There are some common frameworks that unite and inform the macroeconomics of this seemingly disparate set. One is a keen understanding of banks and financial markets. The other is a habit of looking at international capital flows and political economy while analysing and recommending policies. The third, and most important, is a commitment to policy centrism and epistemic openness.
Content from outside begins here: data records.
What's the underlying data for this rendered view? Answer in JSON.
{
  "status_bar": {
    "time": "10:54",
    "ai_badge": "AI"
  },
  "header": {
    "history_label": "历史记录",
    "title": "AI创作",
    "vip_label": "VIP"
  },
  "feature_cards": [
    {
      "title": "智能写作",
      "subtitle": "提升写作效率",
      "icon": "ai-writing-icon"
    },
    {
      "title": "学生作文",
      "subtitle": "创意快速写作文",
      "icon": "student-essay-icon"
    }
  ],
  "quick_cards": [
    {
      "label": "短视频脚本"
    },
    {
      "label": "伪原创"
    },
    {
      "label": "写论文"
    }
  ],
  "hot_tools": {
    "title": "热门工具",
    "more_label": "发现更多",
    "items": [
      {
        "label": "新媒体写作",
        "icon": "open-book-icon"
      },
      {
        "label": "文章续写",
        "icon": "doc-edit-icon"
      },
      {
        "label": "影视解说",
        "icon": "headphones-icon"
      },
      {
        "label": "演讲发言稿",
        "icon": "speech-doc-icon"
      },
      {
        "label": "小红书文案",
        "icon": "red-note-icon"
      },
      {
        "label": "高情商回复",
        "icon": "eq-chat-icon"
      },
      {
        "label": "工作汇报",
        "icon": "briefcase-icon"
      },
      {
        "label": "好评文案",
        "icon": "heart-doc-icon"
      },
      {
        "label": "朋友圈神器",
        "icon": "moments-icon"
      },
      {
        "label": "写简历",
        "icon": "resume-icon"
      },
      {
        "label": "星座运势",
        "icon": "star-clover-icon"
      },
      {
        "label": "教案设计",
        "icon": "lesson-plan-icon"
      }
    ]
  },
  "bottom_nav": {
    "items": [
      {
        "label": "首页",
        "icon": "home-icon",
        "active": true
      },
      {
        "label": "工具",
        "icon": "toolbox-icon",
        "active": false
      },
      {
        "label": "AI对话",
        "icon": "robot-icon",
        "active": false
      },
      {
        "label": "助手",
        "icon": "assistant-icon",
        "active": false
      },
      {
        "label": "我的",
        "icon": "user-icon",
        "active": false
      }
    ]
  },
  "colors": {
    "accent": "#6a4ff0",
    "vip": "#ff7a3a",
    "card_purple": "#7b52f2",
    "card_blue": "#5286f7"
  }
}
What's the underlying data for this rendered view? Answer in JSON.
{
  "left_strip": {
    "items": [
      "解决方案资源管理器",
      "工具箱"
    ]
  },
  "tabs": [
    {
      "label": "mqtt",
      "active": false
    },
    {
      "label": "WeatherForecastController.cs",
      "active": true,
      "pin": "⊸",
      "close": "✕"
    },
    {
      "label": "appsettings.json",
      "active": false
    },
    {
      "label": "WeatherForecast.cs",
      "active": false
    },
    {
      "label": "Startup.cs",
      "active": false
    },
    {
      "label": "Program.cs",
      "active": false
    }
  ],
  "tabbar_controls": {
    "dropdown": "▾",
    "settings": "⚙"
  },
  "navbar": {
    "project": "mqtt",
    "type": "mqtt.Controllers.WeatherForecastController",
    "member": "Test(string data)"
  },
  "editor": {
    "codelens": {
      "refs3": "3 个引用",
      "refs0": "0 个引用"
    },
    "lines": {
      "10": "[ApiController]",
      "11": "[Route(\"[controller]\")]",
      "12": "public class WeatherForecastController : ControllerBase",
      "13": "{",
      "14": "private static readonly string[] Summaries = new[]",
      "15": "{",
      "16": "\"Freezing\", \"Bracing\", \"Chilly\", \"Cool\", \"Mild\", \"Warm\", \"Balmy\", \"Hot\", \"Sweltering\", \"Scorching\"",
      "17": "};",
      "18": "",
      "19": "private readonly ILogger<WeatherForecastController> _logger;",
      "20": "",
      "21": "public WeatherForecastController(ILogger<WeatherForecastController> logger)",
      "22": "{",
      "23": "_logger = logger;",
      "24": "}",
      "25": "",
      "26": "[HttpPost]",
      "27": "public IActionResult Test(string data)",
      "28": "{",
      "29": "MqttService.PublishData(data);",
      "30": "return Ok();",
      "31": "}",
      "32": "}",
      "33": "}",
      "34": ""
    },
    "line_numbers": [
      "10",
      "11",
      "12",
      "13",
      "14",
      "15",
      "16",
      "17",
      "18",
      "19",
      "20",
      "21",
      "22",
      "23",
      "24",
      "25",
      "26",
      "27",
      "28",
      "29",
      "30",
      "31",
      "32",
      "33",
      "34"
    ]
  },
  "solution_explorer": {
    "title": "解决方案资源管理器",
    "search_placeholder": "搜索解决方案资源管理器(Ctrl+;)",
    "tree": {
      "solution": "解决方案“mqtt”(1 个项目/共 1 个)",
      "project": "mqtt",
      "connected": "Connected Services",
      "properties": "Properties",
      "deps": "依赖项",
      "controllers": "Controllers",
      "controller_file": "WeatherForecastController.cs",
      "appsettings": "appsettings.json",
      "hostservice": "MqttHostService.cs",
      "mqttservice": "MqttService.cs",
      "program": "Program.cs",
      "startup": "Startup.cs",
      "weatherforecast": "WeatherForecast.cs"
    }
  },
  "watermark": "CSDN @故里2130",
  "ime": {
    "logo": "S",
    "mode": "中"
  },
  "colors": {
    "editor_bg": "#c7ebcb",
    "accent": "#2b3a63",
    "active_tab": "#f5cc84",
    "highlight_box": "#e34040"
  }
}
The cube has helped me place the confusing views of a large number of economists that I read in a somewhat more cogent framework. Scott Sumner, for example, is a monetary disequilibrium (MD) theorist who believes in rational expectations. I think it's rather impossible to be any kind of a disequilibrium theorist with a belief in ratex so I bump him up to Mo (Monetarist) from MD. Bryan Caplan's macro is a Disequilibrium/WCL mongrel that will resonate with that of Prof. J R Varma. If you're concerned how the Paul Krugman who recommended inflationary expectations as a way out of the Japtrap is now such an avowed fiscalist, you need only to realise that the macro of Krugman the MIT-trained theorist is WNK but that of Krugman the political polemicist is firmly SD - overall, he is simply a Keynesian (K).
And if you read and find both Krugman and Caplan persuasive, may I suggest the Disequilibrium - WNK space that I place myself into?